I wonder why boardgame commentary has gotten worse over time. I checked out the popular reviewers and didn't see anything as thoughtful as, e.g., the reviews in The General back in the day.

E.g., the most popular reviewer panned Sniper Elite because you can "run and gun", but the player who did that lost. If there's a degenerate, unthematic, strategy that works, that's a legit criticism, but saying that a game sucks because you can do a bad strategy that fails is silly: https://boardgamegeek.com/thread/2879013/shut-and-sit-down-podcast-was-really-negative-it-a

Shut Up and Sit Down podcast was really negative on it - for all the wrong reasons | Sniper Elite: The Board Game

I am rarely upset with SU&SD, but their podcast treatment of Sniper Elite made it sound like it's a cashgrab. They were critical that you can just run and gun - which Matt did while LOSING the game - thus being upset about the game where your losing strategy is

BoardGameGeek

That reviewer also didn't like that you can't draw a goal where you already are.
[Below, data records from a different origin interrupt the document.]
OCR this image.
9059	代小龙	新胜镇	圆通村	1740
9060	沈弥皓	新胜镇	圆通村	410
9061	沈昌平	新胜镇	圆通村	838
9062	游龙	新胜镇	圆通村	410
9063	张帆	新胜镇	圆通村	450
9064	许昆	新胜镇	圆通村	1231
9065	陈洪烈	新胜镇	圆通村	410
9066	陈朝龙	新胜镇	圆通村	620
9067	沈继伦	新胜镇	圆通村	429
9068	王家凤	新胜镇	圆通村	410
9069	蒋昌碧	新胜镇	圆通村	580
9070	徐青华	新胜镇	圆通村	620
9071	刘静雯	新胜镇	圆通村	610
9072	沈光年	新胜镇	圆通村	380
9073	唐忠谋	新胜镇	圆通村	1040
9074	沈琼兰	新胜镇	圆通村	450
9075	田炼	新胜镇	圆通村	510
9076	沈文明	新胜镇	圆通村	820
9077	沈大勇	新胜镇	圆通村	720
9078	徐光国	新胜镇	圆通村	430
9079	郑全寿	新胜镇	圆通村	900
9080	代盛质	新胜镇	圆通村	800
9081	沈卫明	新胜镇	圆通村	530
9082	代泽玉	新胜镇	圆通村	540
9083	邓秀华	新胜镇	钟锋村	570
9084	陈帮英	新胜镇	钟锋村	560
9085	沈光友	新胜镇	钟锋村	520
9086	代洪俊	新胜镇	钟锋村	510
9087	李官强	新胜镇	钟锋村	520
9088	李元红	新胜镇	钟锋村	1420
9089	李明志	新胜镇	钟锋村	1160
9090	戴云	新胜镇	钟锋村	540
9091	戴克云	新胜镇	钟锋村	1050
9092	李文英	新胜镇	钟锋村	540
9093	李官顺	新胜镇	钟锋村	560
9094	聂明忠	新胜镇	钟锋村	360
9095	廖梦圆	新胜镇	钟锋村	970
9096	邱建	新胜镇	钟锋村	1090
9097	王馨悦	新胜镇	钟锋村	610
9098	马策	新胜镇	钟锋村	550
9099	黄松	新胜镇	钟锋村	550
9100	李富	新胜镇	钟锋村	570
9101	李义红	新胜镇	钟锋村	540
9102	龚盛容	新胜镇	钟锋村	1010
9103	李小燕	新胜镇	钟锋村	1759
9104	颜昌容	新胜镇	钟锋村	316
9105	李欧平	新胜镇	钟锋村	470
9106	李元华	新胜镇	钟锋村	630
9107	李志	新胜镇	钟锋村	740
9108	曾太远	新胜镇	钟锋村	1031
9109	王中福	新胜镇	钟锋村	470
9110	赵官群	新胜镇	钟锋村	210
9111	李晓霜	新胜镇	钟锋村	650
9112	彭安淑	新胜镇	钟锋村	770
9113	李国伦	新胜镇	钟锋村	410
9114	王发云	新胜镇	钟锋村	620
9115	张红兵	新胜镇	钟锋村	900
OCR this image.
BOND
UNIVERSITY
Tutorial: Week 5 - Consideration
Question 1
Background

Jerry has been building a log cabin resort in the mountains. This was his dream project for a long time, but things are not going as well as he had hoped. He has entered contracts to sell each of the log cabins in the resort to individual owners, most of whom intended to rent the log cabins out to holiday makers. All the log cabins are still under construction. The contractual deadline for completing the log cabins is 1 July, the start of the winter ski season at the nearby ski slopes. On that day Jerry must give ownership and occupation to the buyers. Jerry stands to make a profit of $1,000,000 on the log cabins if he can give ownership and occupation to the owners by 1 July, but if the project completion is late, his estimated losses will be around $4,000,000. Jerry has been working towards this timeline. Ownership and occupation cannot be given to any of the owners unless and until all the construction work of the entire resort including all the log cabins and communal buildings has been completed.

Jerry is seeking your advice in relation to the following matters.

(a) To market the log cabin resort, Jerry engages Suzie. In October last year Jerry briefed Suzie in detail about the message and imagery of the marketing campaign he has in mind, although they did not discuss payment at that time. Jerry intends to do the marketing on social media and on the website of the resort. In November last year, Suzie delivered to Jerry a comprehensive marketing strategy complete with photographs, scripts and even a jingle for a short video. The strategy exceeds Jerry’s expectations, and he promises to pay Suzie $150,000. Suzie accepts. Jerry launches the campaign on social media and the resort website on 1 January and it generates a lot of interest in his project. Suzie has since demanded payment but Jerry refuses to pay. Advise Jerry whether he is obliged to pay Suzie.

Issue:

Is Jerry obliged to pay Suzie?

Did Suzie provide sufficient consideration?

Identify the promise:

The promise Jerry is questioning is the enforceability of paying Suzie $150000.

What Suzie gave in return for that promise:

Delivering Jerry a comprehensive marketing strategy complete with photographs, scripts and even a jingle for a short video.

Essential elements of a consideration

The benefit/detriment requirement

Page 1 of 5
There were move-to-objective games that let you do that 20+ years ago and getting a series of objections in the same zone was an automatic win, people don't design games like that anymore.

The same reviewer also panned the game as too light, but loves Whitehall Mystery, which is lighter and has a similar objective system. The most popular boardgame reviewer today literally doesn't know what they're talking about.

The 2nd most popular reviewer is a lot better, but if you listen to their commentary on games, it's clear that they only have a superficial understanding of the game and will give reasons they like or dislike games that are objectively wrong.

There are some niche reviewers who are ok, but I haven't found anyone who's the equivalent of Rogert Ebert or some of the old board game reviewers, who actually understood the general topic.

Board game strategy is another place where there's been a huge decline for reasons that aren't obvious to me.

If you look at BGG strategy posts in the heyday of PR/RftG/Caylus/Le Havre/etc., they were often written by top players and correctly described how to play well.

If you look at the popular games today, like Ark Nova, strategy suggestions are different from top play and, IMO, wrong (e.g., standard advice is to almost always rush 2nd break CP, but top players often defer much longer).

The reason I find this mysterious is that, unlike a lot of people, I don't think that scale automatically creates some kind of "Eternal September" and/or "lowest common denominator content wins" race to the bottom, e.g., for car reviews, the information available on youtube channels in much better than anything you could get 25 years ago (and this is even more true for niche automotive content, like tire reviews).

Why is (just for example) car content better but boardgame content worse?

After looking into this further, there are multiple factors, but I think the biggest is the sheer number of games one has to review to appeal to both "the algorithm" on youtube (YT highly favors frequent releases) as well as to appeal to the largest audience.

A reviewer from a mid-sized channel (50k subs, makes ~$50k/yr, half from YT and half from Patreon) said they play 350 new games a year.

That's very different from when a reviewer might've reviewed a few games a year for a magazine.

Reviewers checking out 350 games a year also explains something I was wondering about, why reviewers do reviews that have the content one might expect if someone had just played the game once and didn't think really hard about how to play well (heavy focus on theme, explain some of the mechanics / rules, but generally don't try to point out what the meaty decisions are and are wrong about what's important on the rare occasions where they try to point out what's actually important in the game).
@danluu the nature of the incentives encourages trading depth for breadth :/

@numist @danluu

Just because of YouTube Algorithm? It's not clear to me based on what (some) users want.

@kylepl @danluu Not alone (though it contributes!), the very nature of feeds that consumers subscribe to rewards more frequent releases. Same is true of Mastodon.

You can see a related effect in commodity polls where people report they're willing to pay for higher quality only to be contradicted by their actual spending habits. A classic example of this is airfares, but trading quality for quantity seems one of the grim conclusions of the attention economy.